Et, elle termine sa conclusion avec une expression typique des années 1960 et 1970, Give peace a chance (Donne une chance à la paix), expression popularisée par John Lennon dans un enregistrement réalisé à Montréal…

Puis, elle ajoute à son livre trois annexes portant sur les émotions, sur les spécificités de la colère et du blâme, et sur les différents types de colère.

Et alors…

Lire ou ne pas lire? Lire! Il est possible que mon compte-rendu soit répétitif et donne l’impression que ce livre ne fait qu’appliquer les mêmes principes à différentes situations. Or, ce n’est pas le cas. Je n’ai simplement pas pu dans ce genre de billet rendre les nuances qu’elle apporte à chaque situation. Et, ce sont entre autres ces nuances qui font la richesse de ce livre.

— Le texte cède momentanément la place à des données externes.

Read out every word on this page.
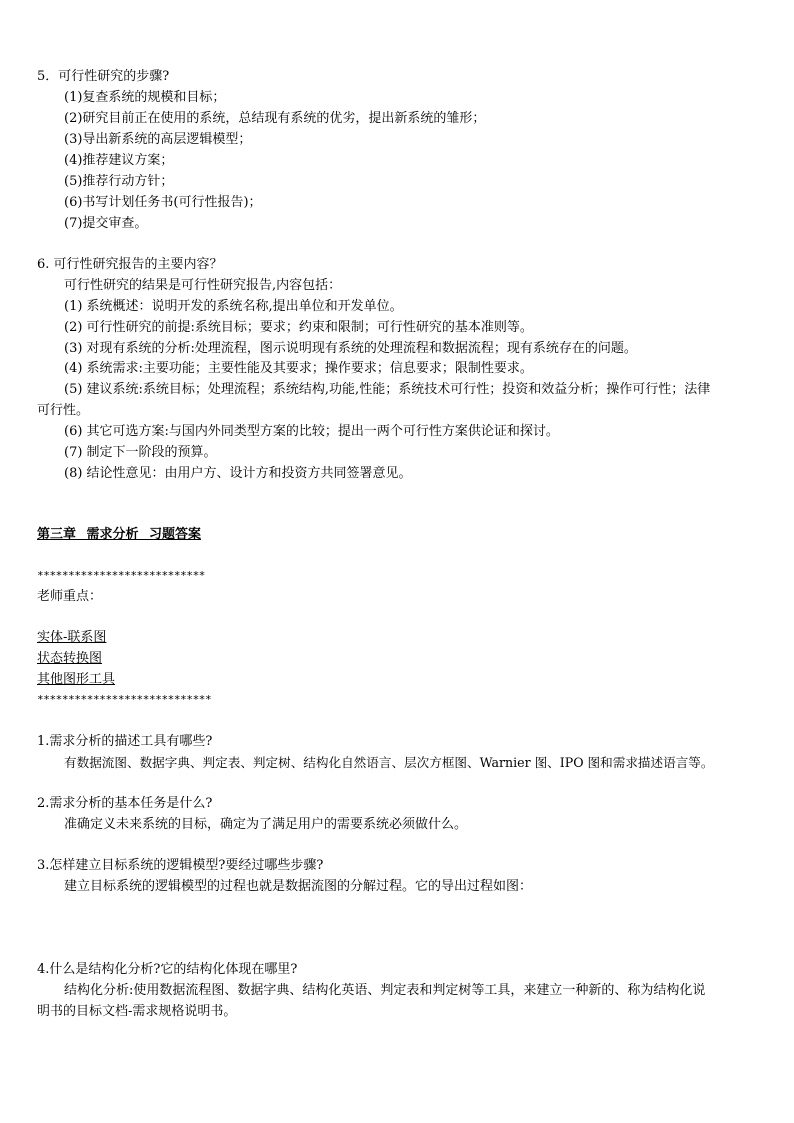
5．可行性研究的步骤?
(1)复查系统的规模和目标；
(2)研究目前正在使用的系统，总结现有系统的优劣，提出新系统的雏形；
(3)导出新系统的高层逻辑模型；
(4)推荐建议方案；
(5)推荐行动方针；
(6)书写计划任务书(可行性报告)；
(7)提交审查。
6. 可行性研究报告的主要内容？
可行性研究的结果是可行性研究报告,内容包括：
(1) 系统概述：说明开发的系统名称,提出单位和开发单位。
(2) 可行性研究的前提:系统目标；要求；约束和限制；可行性研究的基本准则等。
(3) 对现有系统的分析:处理流程，图示说明现有系统的处理流程和数据流程；现有系统存在的问题。
(4) 系统需求:主要功能；主要性能及其要求；操作要求；信息要求；限制性要求。
(5) 建议系统:系统目标；处理流程；系统结构,功能,性能；系统技术可行性；投资和效益分析；操作可行性；法律
可行性。
(6) 其它可选方案:与国内外同类型方案的比较；提出一两个可行性方案供论证和探讨。
(7) 制定下一阶段的预算。
(8) 结论性意见：由用户方、设计方和投资方共同签署意见。
第三章 需求分析 习题答案
***************************
老师重点：
实体-联系图
状态转换图
其他图形工具
****************************
1.需求分析的描述工具有哪些?
有数据流图、数据字典、判定表、判定树、结构化自然语言、层次方框图、Warnier 图、IPO 图和需求描述语言等。
2.需求分析的基本任务是什么?
准确定义未来系统的目标，确定为了满足用户的需要系统必须做什么。
3.怎样建立目标系统的逻辑模型?要经过哪些步骤?
建立目标系统的逻辑模型的过程也就是数据流图的分解过程。它的导出过程如图：
4.什么是结构化分析?它的结构化体现在哪里?
结构化分析:使用数据流程图、数据字典、结构化英语、判定表和判定树等工具，来建立一种新的、称为结构化说
明书的目标文档-需求规格说明书。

J’ai abordé ce livre avec un peu d’appréhension. J’ai en effet beaucoup de difficulté à me concentrer sur les raisonnements des philosophes. Mais, Martha Nussbaum ne m’a pas déçu. Ses démonstrations sont claires et lisibles, même en anglais. Je ne cacherai pas que j’ai préféré son livre Capabilités (dont j’ai parlé dans ce billet), plus proche de mes intérêts, mais j’ai été agréablement surpris par celui-ci qui m’a permis de réfléchir sur mes comportements et sur celui de bien d’autres personnes. C’est non seulement beaucoup, mais énorme!